The dask chunk shape is also used as the atlas on-disk chunk_shape, so the layout maps 1:1 with no extra alignment cost. Override per-variable with chunks={"var_name": [...]}:

atlas.add_xr_dataset(ds, "big", chunks={"temperature": [50, 50, 24]})

This decouples write-time memory budget from read-side chunk layout.

Peak memory ≈ one dask chunk per variable, plus dask's own task graph overhead. For a 10 GB chunked NetCDF with 100 MB chunks, you pay 100 MB of RAM per variable, not 10 GB.

Lazy reads

atlas.to_xarray(name) returns each variable dask-backed when it was stored with non-trivial chunking (chunk_shape != shape).
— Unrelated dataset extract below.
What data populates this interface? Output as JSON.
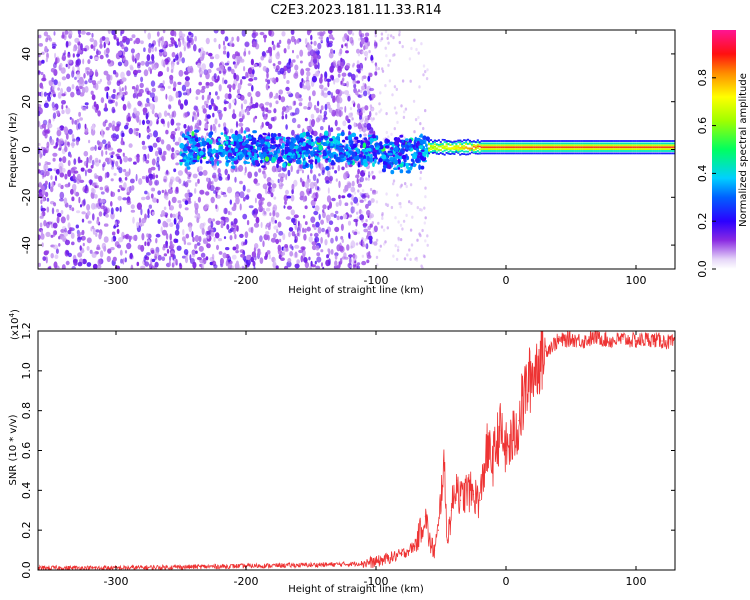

The dask chunks tuple mirrors the on-disk chunk grid one-to-one, and each on-disk chunk becomes a single dask task. Full-shape arrays and 0-D scalars come back eager as numpy.

ds = xr.open_dataset("big.nc", chunks={"time": 100, "lat": -1, "lon": -1})
with atlas.Atlas.create("/tmp/store") as atlas:
    atlas.add_xr_dataset(ds, "big")

ds_back = atlas.Atlas.open("/tmp/store").to_xarray("big")
type(ds_back["temperature"].data)        # -> dask.array.Array
ds_back["temperature"][0:100].compute()  # reads exactly one chunk

.compute() materialises the requested slice. Use xarray's normal operators (isel, sel, mean, map_blocks, …) to operate lazily.

Scheduler restrictions

The dask graph captures the DatasetView directly, so dask's default threaded scheduler works out of the box. Distributed and multiprocessing schedulers aren't supported in this release — the DatasetView isn't picklable across process boundaries.

# Works
ds_back["temperature"][0:100].compute(scheduler="threads")

# Does NOT work — DatasetView is not picklable
ds_back["temperature"][0:100].compute(scheduler="processes")
ds_back["temperature"][0:100].compute(scheduler=Client(...))   # dask.distributed

If you need cross-process parallelism, either:

Materialise first — .compute() (on the threaded scheduler) and hand off numpy arrays to your workers.
Use the bulk-read APIs — Atlas.read_array_across_stacked and DatasetView.read_arrays are PyO3 calls into Rust that return eager numpy arrays, with parallelism handled internally by the tokio runtime. See Bulk reads.

When chunking is worth it

Storage shape	Result
`chunk_shape == shape` (default)	Whole array stored as one block. Reads are eager numpy. Slice reads decompress the full array.
`chunk_shape != shape`	One block per chunk. Reads come back as dask arrays. Slice reads decompress only the touching chunks.

For small per-dataset shapes (e.g. the profile benchmark case — (50, 168) per variable) chunking adds more overhead than it saves; keep the default single-chunk layout. For large per-dataset shapes (e.g. the gridded case — (100, 100, 48)), chunking is what unlocks the decompression-only-what-you-touch behaviour. See Benchmarks for the actual numbers.